Radnor Lake Ganier Ridge Trail is a 2.9 mile heavily trafficked loop trail located near Nashville, TN that features a lake and is rated as moderate. The trail is primarily used for hiking, walking, nature trips, and birding and is accessible year-round.
Parking is incredibly difficult, to the point where it's not worth trying on a weekend after 7 am. Not much of a view away from the water, but a moderate amount of wildlife, including deer and heron. The hike up the ridge is moderate and beginners may find it a bit difficult or choose to stick with the lake trail. I enjoy it but would not recommend it as a must-see.
Great workout, mediocre view. Good for training locally.
Really fun hike! Pretty well populated, but not obnoxious. (on a weekday). Just a little strenuous in the beginning.
Fun quick hike
Not a bad trail for being in the city.
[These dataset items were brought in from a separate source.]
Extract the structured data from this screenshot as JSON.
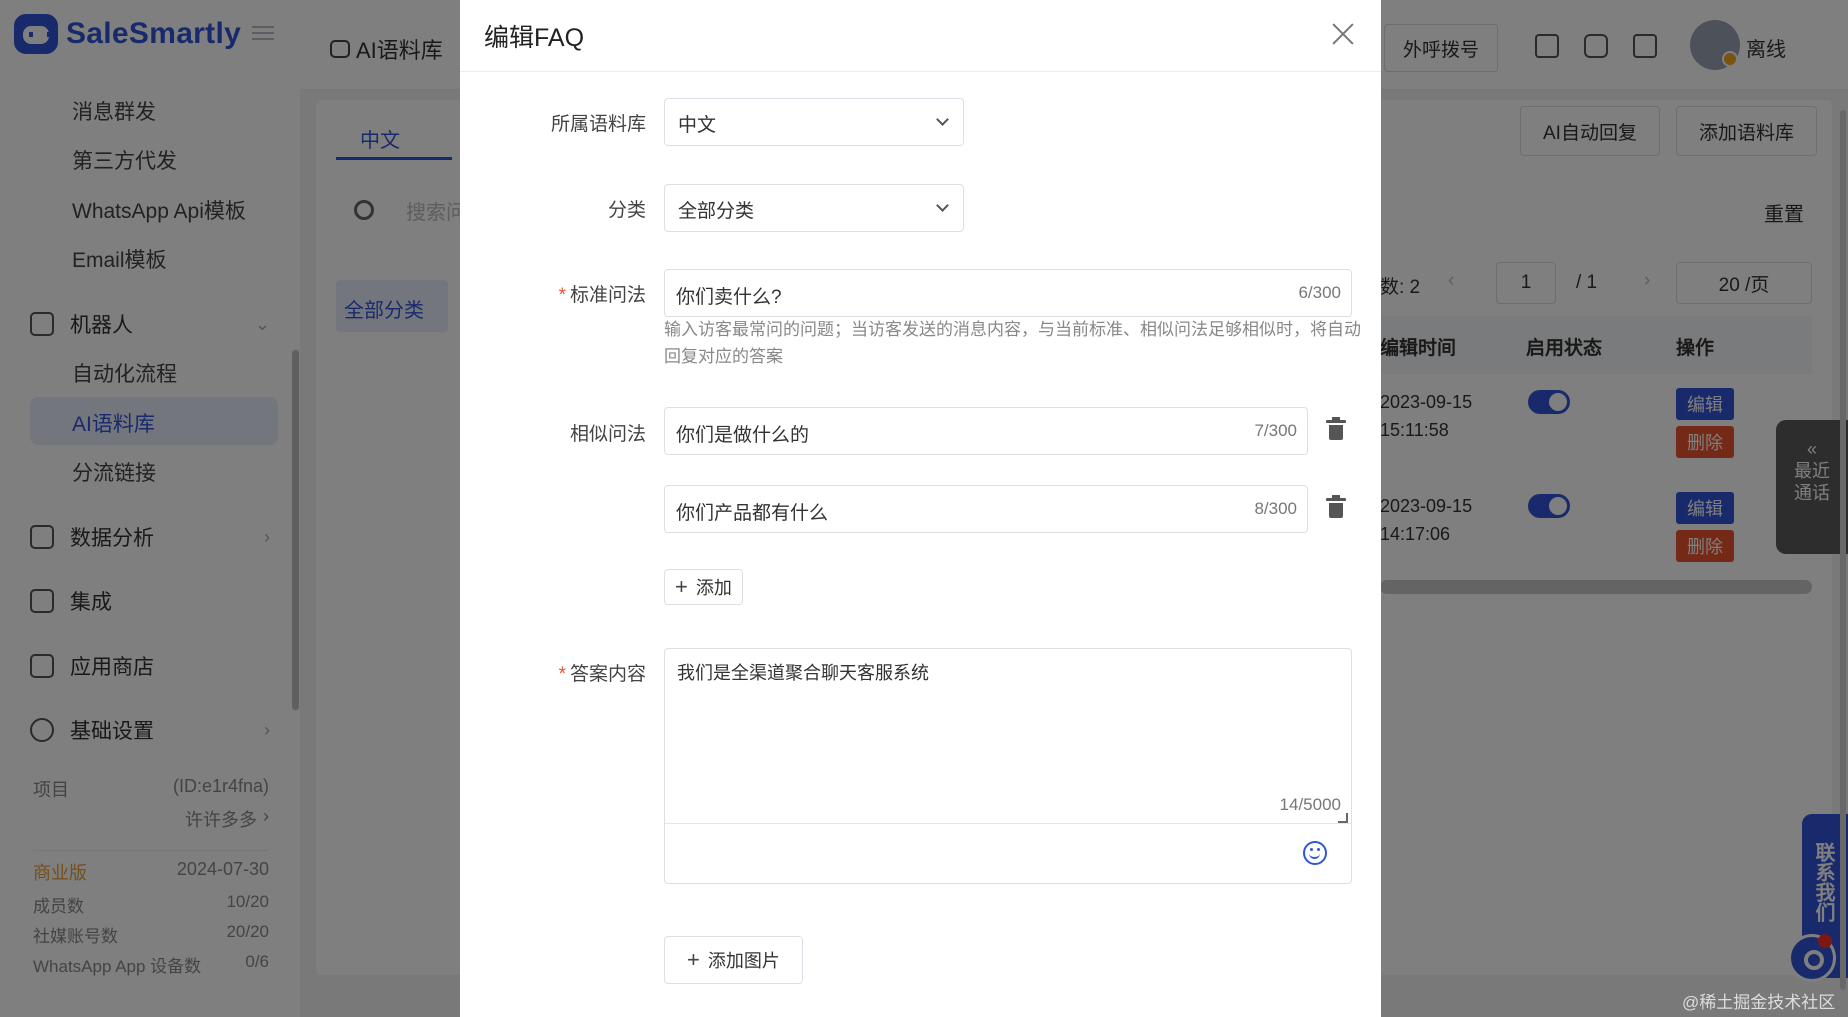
{
  "app": {
    "logo_text": "SaleSmartly"
  },
  "sidebar": {
    "sub_items": [
      "消息群发",
      "第三方代发",
      "WhatsApp Api模板",
      "Email模板"
    ],
    "robot": {
      "label": "机器人"
    },
    "robot_items": [
      "自动化流程",
      "AI语料库",
      "分流链接"
    ],
    "active_item": "AI语料库",
    "main_items": [
      "数据分析",
      "集成",
      "应用商店",
      "基础设置"
    ],
    "project": {
      "label": "项目",
      "id": "(ID:e1r4fna)",
      "name": "许许多多",
      "plan": "商业版",
      "expire": "2024-07-30",
      "rows": [
        {
          "label": "成员数",
          "value": "10/20"
        },
        {
          "label": "社媒账号数",
          "value": "20/20"
        },
        {
          "label": "WhatsApp App 设备数",
          "value": "0/6"
        }
      ]
    }
  },
  "topbar": {
    "breadcrumb": "AI语料库",
    "outbound_label": "外呼拨号",
    "status": "离线"
  },
  "page": {
    "tab": "中文",
    "search_placeholder": "搜索问",
    "category": "全部分类",
    "btn_ai_reply": "AI自动回复",
    "btn_add_corpus": "添加语料库",
    "reset": "重置",
    "total_label": "数: 2",
    "page_current": "1",
    "page_total": "/ 1",
    "page_size": "20 /页",
    "columns": {
      "edit_time": "编辑时间",
      "enabled": "启用状态",
      "actions": "操作"
    },
    "rows": [
      {
        "date": "2023-09-15",
        "time": "15:11:58",
        "enabled": true
      },
      {
        "date": "2023-09-15",
        "time": "14:17:06",
        "enabled": true
      }
    ],
    "edit_label": "编辑",
    "delete_label": "删除",
    "recent_call": [
      "最近",
      "通话"
    ],
    "contact_us": "联系我们",
    "watermark": "@稀土掘金技术社区"
  },
  "modal": {
    "title": "编辑FAQ",
    "corpus_label": "所属语料库",
    "corpus_value": "中文",
    "category_label": "分类",
    "category_value": "全部分类",
    "question_label": "标准问法",
    "question_value": "你们卖什么?",
    "question_count": "6/300",
    "question_hint": "输入访客最常问的问题；当访客发送的消息内容，与当前标准、相似问法足够相似时，将自动回复对应的答案",
    "similar_label": "相似问法",
    "similar": [
      {
        "value": "你们是做什么的",
        "count": "7/300"
      },
      {
        "value": "你们产品都有什么",
        "count": "8/300"
      }
    ],
    "add_label": "添加",
    "answer_label": "答案内容",
    "answer_value": "我们是全渠道聚合聊天客服系统",
    "answer_count": "14/5000",
    "add_image_label": "添加图片"
  }
}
Heavily used and not very scenic. unlike others I did not see any wildlife.
Love this place!! Great memories with family and beautiful lake.
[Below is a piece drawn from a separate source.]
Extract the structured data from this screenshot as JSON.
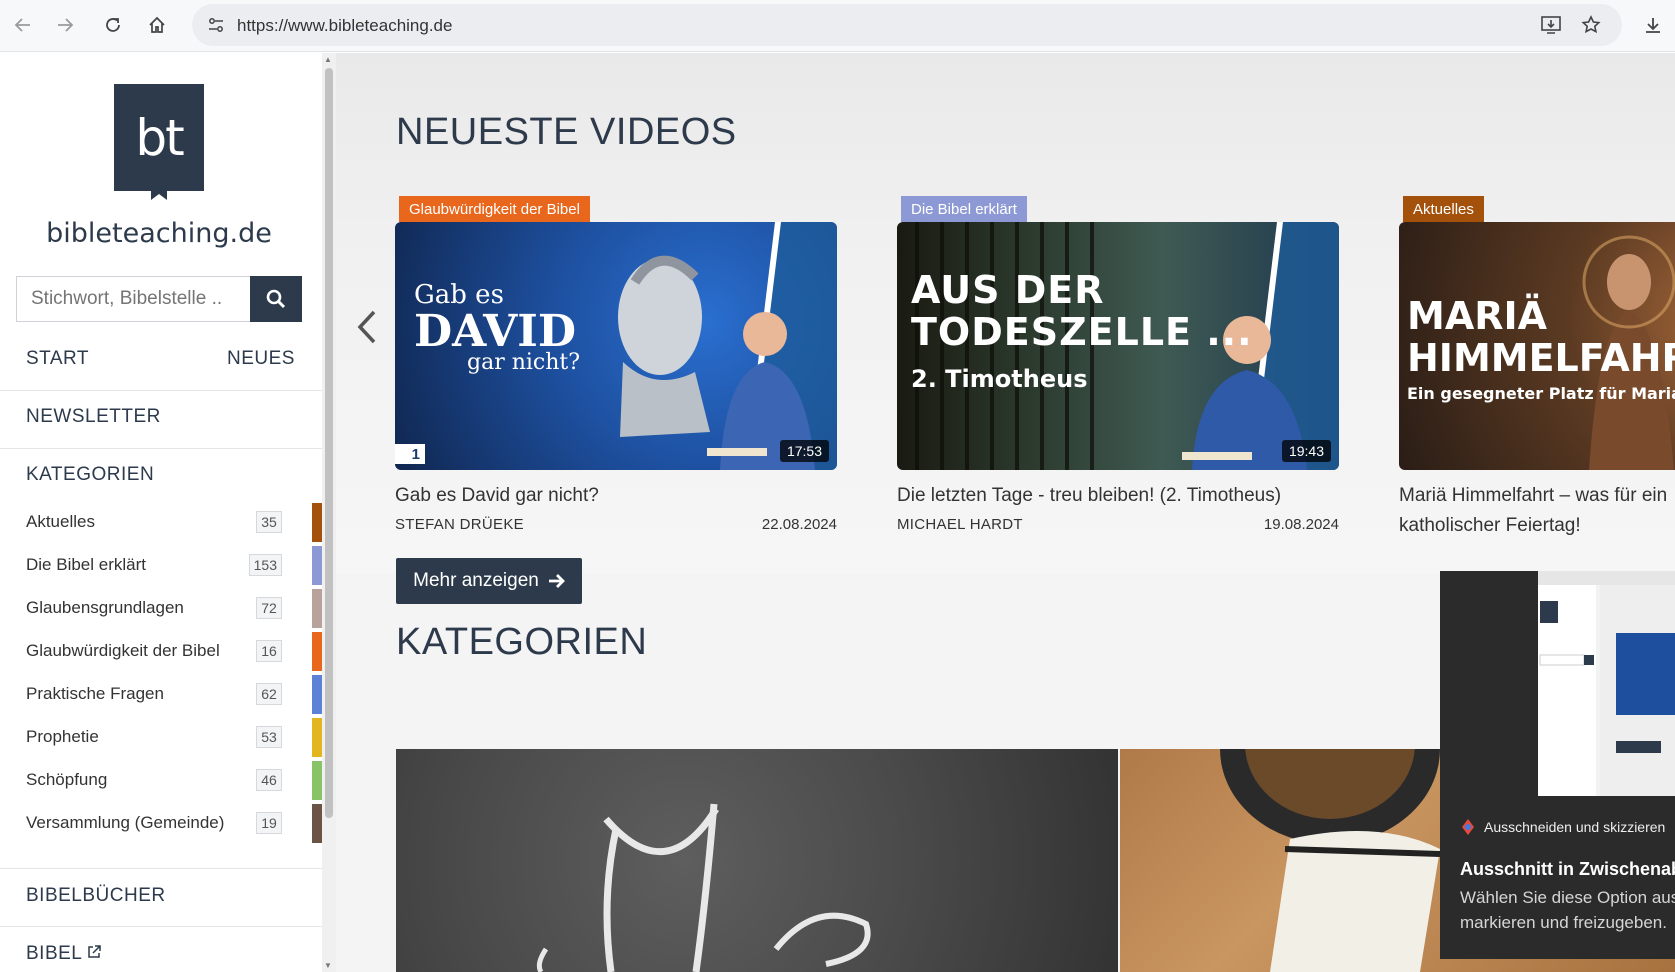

Beautiful and a great hike.
This is my new favorite trail. It had great views, good exertion, lots of deer and other wildlife, and was completely covered by the tree canopy in July.
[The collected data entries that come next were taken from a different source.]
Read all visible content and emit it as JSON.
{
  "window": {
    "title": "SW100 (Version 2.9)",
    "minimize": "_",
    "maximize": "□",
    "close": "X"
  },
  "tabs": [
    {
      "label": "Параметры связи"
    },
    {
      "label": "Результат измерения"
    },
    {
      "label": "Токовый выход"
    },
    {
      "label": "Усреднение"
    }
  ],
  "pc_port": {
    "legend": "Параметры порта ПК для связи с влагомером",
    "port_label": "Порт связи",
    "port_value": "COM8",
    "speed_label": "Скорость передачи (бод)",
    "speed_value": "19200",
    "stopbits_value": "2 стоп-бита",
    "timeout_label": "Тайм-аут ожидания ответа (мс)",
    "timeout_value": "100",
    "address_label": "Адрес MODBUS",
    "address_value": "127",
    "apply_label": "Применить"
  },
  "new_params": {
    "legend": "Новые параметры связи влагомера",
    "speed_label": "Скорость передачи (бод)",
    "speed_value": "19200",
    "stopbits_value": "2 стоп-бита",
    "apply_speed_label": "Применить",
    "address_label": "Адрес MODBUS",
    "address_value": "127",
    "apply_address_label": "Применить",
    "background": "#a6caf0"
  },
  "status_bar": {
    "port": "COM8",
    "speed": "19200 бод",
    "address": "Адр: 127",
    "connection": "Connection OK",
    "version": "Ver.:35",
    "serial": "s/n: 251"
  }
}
One of my favorites. Often see wildlife - deer, turkey, owls, snakes, etc. The trail is very popular, so don't expect solitude. Note that parking can be a challenge, especially on weekends.
Wonderful short hike. Nashvillians are lucky to have this green space in the city! In winter and early spring we often see deer, wild turkeys, woodpeckers, nuthatches. Sometimes a great blue heron by the water or some Canada geese! Pick up a trail map at the visitor's center if you want to calculate the length of your hikes at Radnor.
Beautiful but crowded.
A regular trail for me. One of my most memorable times hiking was here on a quiet Christmas Eve. Came close to deer and turkey while all the trees had a thin coat of ice on them. It was magical.
One of the most beautiful ridges for any time of year. Add it on to the south lake or south access loop and you have a decent 5.0 mile day. Lots of people. Lots of deer.